A Mechanical Force Contributes to the "Osmotic Swelling" of Brush-Border Membrane Vesicles

Martin Kirouac * {dagger}, Vincent Vachon * {dagger}, Mélanie Fortier * {dagger}, Marie-Claude Trudel *, Alfred Berteloot * {ddagger}, Jean-Louis Schwartz * {ddagger} and Raynald Laprade * {dagger}

* Membrane Protein Research Group; {dagger} Department of Physics; and {ddagger} Department of Physiology, University of Montreal, Montreal, Quebec, Canada

Correspondence: Address reprint requests to Raynald Laprade, Groupe d'étude des protéines membranaires, University of Montreal, PO Box 6128, Centre Ville Station, Montreal, Quebec, H3C 3J7, Canada. Tel.: 514-343-7960; Fax: 514-343-7146; E-mail: raynald.laprade{at}umontreal.ca.

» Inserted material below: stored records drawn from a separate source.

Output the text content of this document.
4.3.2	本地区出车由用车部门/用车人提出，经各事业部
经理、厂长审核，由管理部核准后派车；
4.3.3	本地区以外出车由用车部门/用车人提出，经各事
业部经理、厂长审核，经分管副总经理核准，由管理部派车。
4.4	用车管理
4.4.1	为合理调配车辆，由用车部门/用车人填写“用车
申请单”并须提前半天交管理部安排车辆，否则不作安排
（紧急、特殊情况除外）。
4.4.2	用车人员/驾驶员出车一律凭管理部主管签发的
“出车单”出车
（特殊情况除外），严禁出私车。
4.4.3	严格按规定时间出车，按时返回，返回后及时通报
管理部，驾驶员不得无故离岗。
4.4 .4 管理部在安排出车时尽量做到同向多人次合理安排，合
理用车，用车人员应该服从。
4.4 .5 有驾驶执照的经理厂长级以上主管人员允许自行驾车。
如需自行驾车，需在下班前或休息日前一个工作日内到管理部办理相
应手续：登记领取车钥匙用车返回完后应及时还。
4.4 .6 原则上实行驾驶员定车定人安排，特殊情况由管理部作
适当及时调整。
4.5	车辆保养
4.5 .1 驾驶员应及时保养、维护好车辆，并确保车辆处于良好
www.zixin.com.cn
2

Brush-border membrane vesicles and an osmotic swelling assay have been used extensively to monitor the pore-forming activity of Bacillus thuringiensis toxins. After a hypertonic shock, Manduca sexta midgut brush-border membrane vesicles shrink rapidly and reswell partially to a volume that depends on membrane permeability and toxin concentration rather than regaining their original volume as expected from theoretical models. Because efflux of buffer from the vesicles, as they shrink, could contribute to this phenomenon, vesicles were mixed with a hypertonic solution of the buffer with which they were loaded. Under these conditions, they are not expected to reswell, since the same solute is present on both sides of the membrane. Nevertheless, with several buffers, vesicles reswelled readily, an observation that demonstrates the involvement of an additional restoration force. Reswelling also occurred when, in the absence of toxin, the buffers were replaced by glucose, a solute that diffuses readily across the membrane, but did not occur with rat liver microsomes, despite their permeability to glucose. Unexpected swelling was also observed with rabbit jejunum brush-border membrane vesicles, suggesting that the cytoskeleton, present in brush-border membrane vesicles but absent from microsomes, could be responsible for the restoration force.